My work began in on-site landscape painting.  Over time, the performative nature of the artist in public space, combined with what I perceived to be a failure of an optical approach in representing landscape led to a more conceptual landscape model, where spaces were seen not as only as constructions of colors but as snarled vectors of interest led to a an approach of landscape as a metaphor-- as areas of control or interdiction.

From 2003-2014 I made architecture and sign interventions in public spaces, employing the principle of 'productive confusion' in a sometimes collaborative project entitled Orange Work, that combines symbols of authority with novel forms and messages.

In terms of formal education, I studied Ancient History at Colby College and went to graduate school at Pratt Institute for an MFA degree, and an MS degree in Art History (with a thesis on Robert Smithson’s environmental antagonism) in 2002.  In 2005-2006, I participated in the Whitney Museum's Independent Study Program.
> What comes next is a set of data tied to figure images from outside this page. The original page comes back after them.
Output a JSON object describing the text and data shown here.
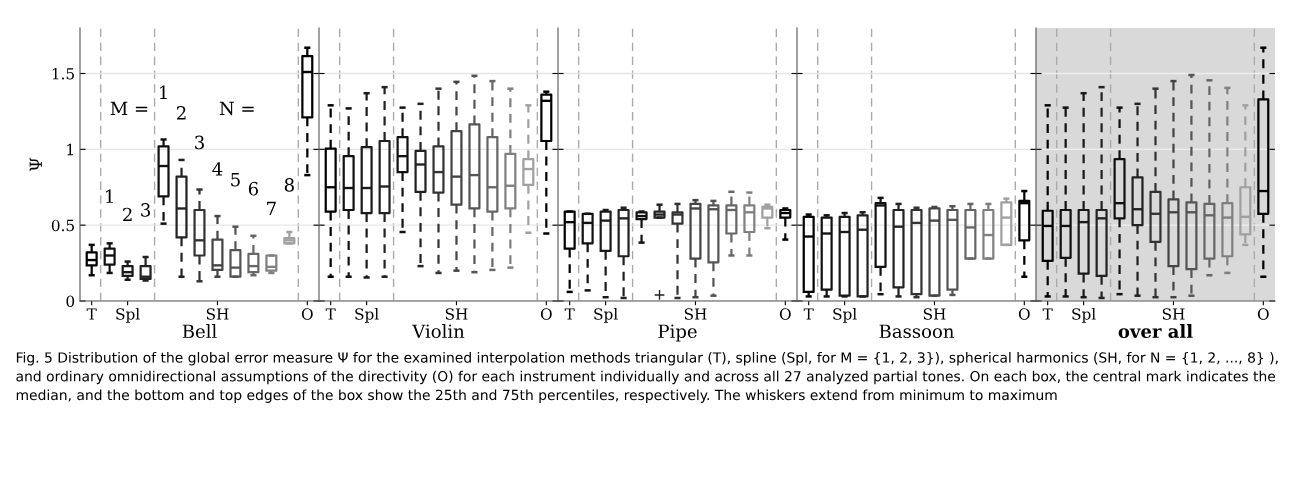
{
  "chart_data": [
    {
      "type": "box",
      "categories": [
        "T",
        null,
        "Spl",
        null,
        null,
        null,
        null,
        "SH",
        null,
        null,
        null,
        null,
        "O"
      ],
      "xlabel": "Bell",
      "ylabel": "Ψ",
      "ylim": [
        0,
        1.8
      ],
      "yticks": [
        0,
        0.5,
        1,
        1.5
      ],
      "grid": "y",
      "colors": [
        "#000000",
        "#111111",
        "#1a1a1a",
        "#222222",
        "#111111",
        "#222222",
        "#333333",
        "#444444",
        "#555555",
        "#666666",
        "#808080",
        "#a0a0a0",
        "#000000"
      ],
      "boxes": [
        {
          "low": 0.17,
          "q1": 0.235,
          "median": 0.27,
          "q3": 0.32,
          "high": 0.37
        },
        {
          "low": 0.185,
          "q1": 0.24,
          "median": 0.3,
          "q3": 0.345,
          "high": 0.38
        },
        {
          "low": 0.14,
          "q1": 0.165,
          "median": 0.19,
          "q3": 0.23,
          "high": 0.26
        },
        {
          "low": 0.135,
          "q1": 0.145,
          "median": 0.16,
          "q3": 0.23,
          "high": 0.29
        },
        {
          "low": 0.51,
          "q1": 0.69,
          "median": 0.89,
          "q3": 1.02,
          "high": 1.065
        },
        {
          "low": 0.16,
          "q1": 0.42,
          "median": 0.61,
          "q3": 0.82,
          "high": 0.93
        },
        {
          "low": 0.13,
          "q1": 0.3,
          "median": 0.4,
          "q3": 0.6,
          "high": 0.735
        },
        {
          "low": 0.16,
          "q1": 0.205,
          "median": 0.235,
          "q3": 0.405,
          "high": 0.56
        },
        {
          "low": 0.16,
          "q1": 0.16,
          "median": 0.22,
          "q3": 0.335,
          "high": 0.49
        },
        {
          "low": 0.17,
          "q1": 0.19,
          "median": 0.23,
          "q3": 0.31,
          "high": 0.43
        },
        {
          "low": 0.185,
          "q1": 0.2,
          "median": 0.225,
          "q3": 0.3,
          "high": 0.3
        },
        {
          "low": 0.38,
          "q1": 0.38,
          "median": 0.4,
          "q3": 0.415,
          "high": 0.455
        },
        {
          "low": 0.83,
          "q1": 1.21,
          "median": 1.51,
          "q3": 1.615,
          "high": 1.67
        }
      ],
      "annotations": [
        "M =",
        "1",
        "2",
        "3",
        "N =",
        "1",
        "2",
        "3",
        "4",
        "5",
        "6",
        "7",
        "8"
      ]
    },
    {
      "type": "box",
      "categories": [
        "T",
        null,
        "Spl",
        null,
        null,
        null,
        null,
        "SH",
        null,
        null,
        null,
        null,
        "O"
      ],
      "xlabel": "Violin",
      "ylim": [
        0,
        1.8
      ],
      "yticks": [
        0,
        0.5,
        1,
        1.5
      ],
      "grid": "y",
      "tick_labels": "x",
      "colors": [
        "#000000",
        "#111111",
        "#1a1a1a",
        "#222222",
        "#111111",
        "#222222",
        "#333333",
        "#444444",
        "#555555",
        "#666666",
        "#808080",
        "#a0a0a0",
        "#000000"
      ],
      "boxes": [
        {
          "low": 0.16,
          "q1": 0.59,
          "median": 0.75,
          "q3": 1.005,
          "high": 1.29
        },
        {
          "low": 0.16,
          "q1": 0.6,
          "median": 0.745,
          "q3": 0.955,
          "high": 1.27
        },
        {
          "low": 0.155,
          "q1": 0.58,
          "median": 0.745,
          "q3": 1.015,
          "high": 1.37
        },
        {
          "low": 0.16,
          "q1": 0.58,
          "median": 0.755,
          "q3": 1.055,
          "high": 1.41
        },
        {
          "low": 0.455,
          "q1": 0.85,
          "median": 0.955,
          "q3": 1.08,
          "high": 1.275
        },
        {
          "low": 0.23,
          "q1": 0.72,
          "median": 0.9,
          "q3": 0.99,
          "high": 1.3
        },
        {
          "low": 0.185,
          "q1": 0.715,
          "median": 0.85,
          "q3": 1.02,
          "high": 1.4
        },
        {
          "low": 0.2,
          "q1": 0.635,
          "median": 0.82,
          "q3": 1.12,
          "high": 1.445
        },
        {
          "low": 0.19,
          "q1": 0.61,
          "median": 0.83,
          "q3": 1.165,
          "high": 1.485
        },
        {
          "low": 0.205,
          "q1": 0.59,
          "median": 0.75,
          "q3": 1.08,
          "high": 1.45
        },
        {
          "low": 0.22,
          "q1": 0.61,
          "median": 0.76,
          "q3": 0.97,
          "high": 1.4
        },
        {
          "low": 0.45,
          "q1": 0.765,
          "median": 0.87,
          "q3": 0.935,
          "high": 1.29
        },
        {
          "low": 0.445,
          "q1": 1.055,
          "median": 1.32,
          "q3": 1.36,
          "high": 1.38
        }
      ]
    },
    {
      "type": "box",
      "categories": [
        "T",
        null,
        "Spl",
        null,
        null,
        null,
        null,
        "SH",
        null,
        null,
        null,
        null,
        "O"
      ],
      "xlabel": "Pipe",
      "ylim": [
        0,
        1.8
      ],
      "yticks": [
        0,
        0.5,
        1,
        1.5
      ],
      "grid": "y",
      "tick_labels": "x",
      "colors": [
        "#000000",
        "#111111",
        "#1a1a1a",
        "#222222",
        "#111111",
        "#222222",
        "#333333",
        "#444444",
        "#555555",
        "#666666",
        "#808080",
        "#a0a0a0",
        "#000000"
      ],
      "boxes": [
        {
          "low": 0.06,
          "q1": 0.345,
          "median": 0.52,
          "q3": 0.59,
          "high": 0.59
        },
        {
          "low": 0.07,
          "q1": 0.38,
          "median": 0.515,
          "q3": 0.575,
          "high": 0.575
        },
        {
          "low": 0.025,
          "q1": 0.33,
          "median": 0.53,
          "q3": 0.59,
          "high": 0.6
        },
        {
          "low": 0.02,
          "q1": 0.295,
          "median": 0.545,
          "q3": 0.6,
          "high": 0.615
        },
        {
          "low": 0.385,
          "q1": 0.54,
          "median": 0.56,
          "q3": 0.585,
          "high": 0.59
        },
        {
          "low": 0.55,
          "q1": 0.55,
          "median": 0.57,
          "q3": 0.59,
          "high": 0.635,
          "outliers": [
            0.04
          ]
        },
        {
          "low": 0.02,
          "q1": 0.51,
          "median": 0.57,
          "q3": 0.585,
          "high": 0.64
        },
        {
          "low": 0.025,
          "q1": 0.28,
          "median": 0.61,
          "q3": 0.64,
          "high": 0.665
        },
        {
          "low": 0.035,
          "q1": 0.255,
          "median": 0.605,
          "q3": 0.63,
          "high": 0.66
        },
        {
          "low": 0.3,
          "q1": 0.445,
          "median": 0.6,
          "q3": 0.63,
          "high": 0.72
        },
        {
          "low": 0.3,
          "q1": 0.455,
          "median": 0.585,
          "q3": 0.63,
          "high": 0.715
        },
        {
          "low": 0.48,
          "q1": 0.55,
          "median": 0.61,
          "q3": 0.62,
          "high": 0.635
        },
        {
          "low": 0.405,
          "q1": 0.55,
          "median": 0.58,
          "q3": 0.6,
          "high": 0.61
        }
      ]
    },
    {
      "type": "box",
      "categories": [
        "T",
        null,
        "Spl",
        null,
        null,
        null,
        null,
        "SH",
        null,
        null,
        null,
        null,
        "O"
      ],
      "xlabel": "Bassoon",
      "ylim": [
        0,
        1.8
      ],
      "yticks": [
        0,
        0.5,
        1,
        1.5
      ],
      "grid": "y",
      "tick_labels": "x",
      "colors": [
        "#000000",
        "#111111",
        "#1a1a1a",
        "#222222",
        "#111111",
        "#222222",
        "#333333",
        "#444444",
        "#555555",
        "#666666",
        "#808080",
        "#a0a0a0",
        "#000000"
      ],
      "boxes": [
        {
          "low": 0.03,
          "q1": 0.06,
          "median": 0.425,
          "q3": 0.555,
          "high": 0.57
        },
        {
          "low": 0.03,
          "q1": 0.075,
          "median": 0.445,
          "q3": 0.55,
          "high": 0.565
        },
        {
          "low": 0.03,
          "q1": 0.035,
          "median": 0.455,
          "q3": 0.555,
          "high": 0.58
        },
        {
          "low": 0.03,
          "q1": 0.03,
          "median": 0.47,
          "q3": 0.565,
          "high": 0.585
        },
        {
          "low": 0.045,
          "q1": 0.225,
          "median": 0.63,
          "q3": 0.645,
          "high": 0.68
        },
        {
          "low": 0.03,
          "q1": 0.09,
          "median": 0.49,
          "q3": 0.6,
          "high": 0.64
        },
        {
          "low": 0.025,
          "q1": 0.045,
          "median": 0.515,
          "q3": 0.6,
          "high": 0.615
        },
        {
          "low": 0.035,
          "q1": 0.035,
          "median": 0.53,
          "q3": 0.61,
          "high": 0.62
        },
        {
          "low": 0.04,
          "q1": 0.075,
          "median": 0.535,
          "q3": 0.6,
          "high": 0.625
        },
        {
          "low": 0.28,
          "q1": 0.28,
          "median": 0.485,
          "q3": 0.6,
          "high": 0.64
        },
        {
          "low": 0.28,
          "q1": 0.28,
          "median": 0.435,
          "q3": 0.6,
          "high": 0.64
        },
        {
          "low": 0.37,
          "q1": 0.37,
          "median": 0.55,
          "q3": 0.65,
          "high": 0.675
        },
        {
          "low": 0.16,
          "q1": 0.4,
          "median": 0.645,
          "q3": 0.66,
          "high": 0.725
        }
      ]
    },
    {
      "type": "box",
      "categories": [
        "T",
        null,
        "Spl",
        null,
        null,
        null,
        null,
        "SH",
        null,
        null,
        null,
        null,
        "O"
      ],
      "xlabel": "over all",
      "ylim": [
        0,
        1.8
      ],
      "yticks": [
        0,
        0.5,
        1,
        1.5
      ],
      "grid": "y",
      "tick_labels": "x",
      "colors": [
        "#000000",
        "#111111",
        "#1a1a1a",
        "#222222",
        "#111111",
        "#222222",
        "#333333",
        "#444444",
        "#555555",
        "#666666",
        "#808080",
        "#a0a0a0",
        "#000000"
      ],
      "boxes": [
        {
          "low": 0.03,
          "q1": 0.265,
          "median": 0.495,
          "q3": 0.595,
          "high": 1.29
        },
        {
          "low": 0.03,
          "q1": 0.285,
          "median": 0.495,
          "q3": 0.6,
          "high": 1.275
        },
        {
          "low": 0.025,
          "q1": 0.18,
          "median": 0.52,
          "q3": 0.6,
          "high": 1.37
        },
        {
          "low": 0.02,
          "q1": 0.165,
          "median": 0.545,
          "q3": 0.6,
          "high": 1.41
        },
        {
          "low": 0.045,
          "q1": 0.545,
          "median": 0.645,
          "q3": 0.935,
          "high": 1.275
        },
        {
          "low": 0.035,
          "q1": 0.5,
          "median": 0.605,
          "q3": 0.815,
          "high": 1.3
        },
        {
          "low": 0.025,
          "q1": 0.39,
          "median": 0.575,
          "q3": 0.72,
          "high": 1.4
        },
        {
          "low": 0.025,
          "q1": 0.23,
          "median": 0.585,
          "q3": 0.67,
          "high": 1.45
        },
        {
          "low": 0.035,
          "q1": 0.21,
          "median": 0.585,
          "q3": 0.65,
          "high": 1.49
        },
        {
          "low": 0.17,
          "q1": 0.28,
          "median": 0.565,
          "q3": 0.64,
          "high": 1.455
        },
        {
          "low": 0.185,
          "q1": 0.295,
          "median": 0.55,
          "q3": 0.645,
          "high": 1.405
        },
        {
          "low": 0.37,
          "q1": 0.44,
          "median": 0.555,
          "q3": 0.75,
          "high": 1.29
        },
        {
          "low": 0.16,
          "q1": 0.575,
          "median": 0.725,
          "q3": 1.33,
          "high": 1.67
        }
      ],
      "annotations": [
        "Fig. 5 Distribution of the global error measure Ψ for the examined interpolation methods triangular (T), spline (Spl, for M = {1, 2, 3}), spherical harmonics (SH, for N = {1, 2, ..., 8} ), and ordinary omnidirectional assumptions of the directivity (O) for each instrument individually and across all 27 analyzed partial tones. On each box, the central mark indicates the median, and the bottom and top edges of the box show the 25th and 75th percentiles, respectively. The whiskers extend from minimum to maximum"
      ]
    }
  ]
}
I showed for some years at the Michael Kohn Gallery in Los Angeles, as well as at Apex Art, the Abrons Art Center, Anthology Film Archives, Art in General, Creative Time, and Eyebeam (all in NY), as well as at the Institute of Contemporary Art (Philadelphia), the Irish Museum of Modern Art (Dublin), the Centro Cultural de Belém (Lisbon), Pallant House Gallery (UK), the Riccardo Crespi Gallery (Milan) and at G-MK (Zagreb).  Proceeding and during the Occupy Wall Street events in New York, I collaborated with activist collective Not an Alternative and worked to create a visual language of protest that could effectively contest politics in spatial and mediatic ways.
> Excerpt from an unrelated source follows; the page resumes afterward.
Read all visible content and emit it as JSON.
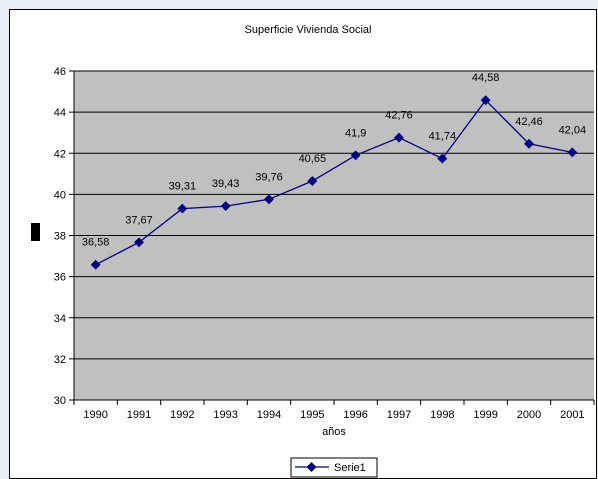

I have presented my work at the New Museum of Contemporary Art, PS.1, the New School’s Vera List Center, Exit Art, and at the College Art Association, and have been reviewed in the New York Times, Flash Art, Architect’s Newspaper, the Radical History Review, the Brooklyn Rail, and rhizome.org. 

I ended up near Lisbon where I have been teaching art to middle and high school students for the past few years, and continue to work in the two painting languages that have characterized my artistic exploration in painting: landscape painting from direct observation, which is a form of intense meditation on presence and moment, and studio productions that explore the relationship of space, structure, and the possibility of agency on metaphorical grounds.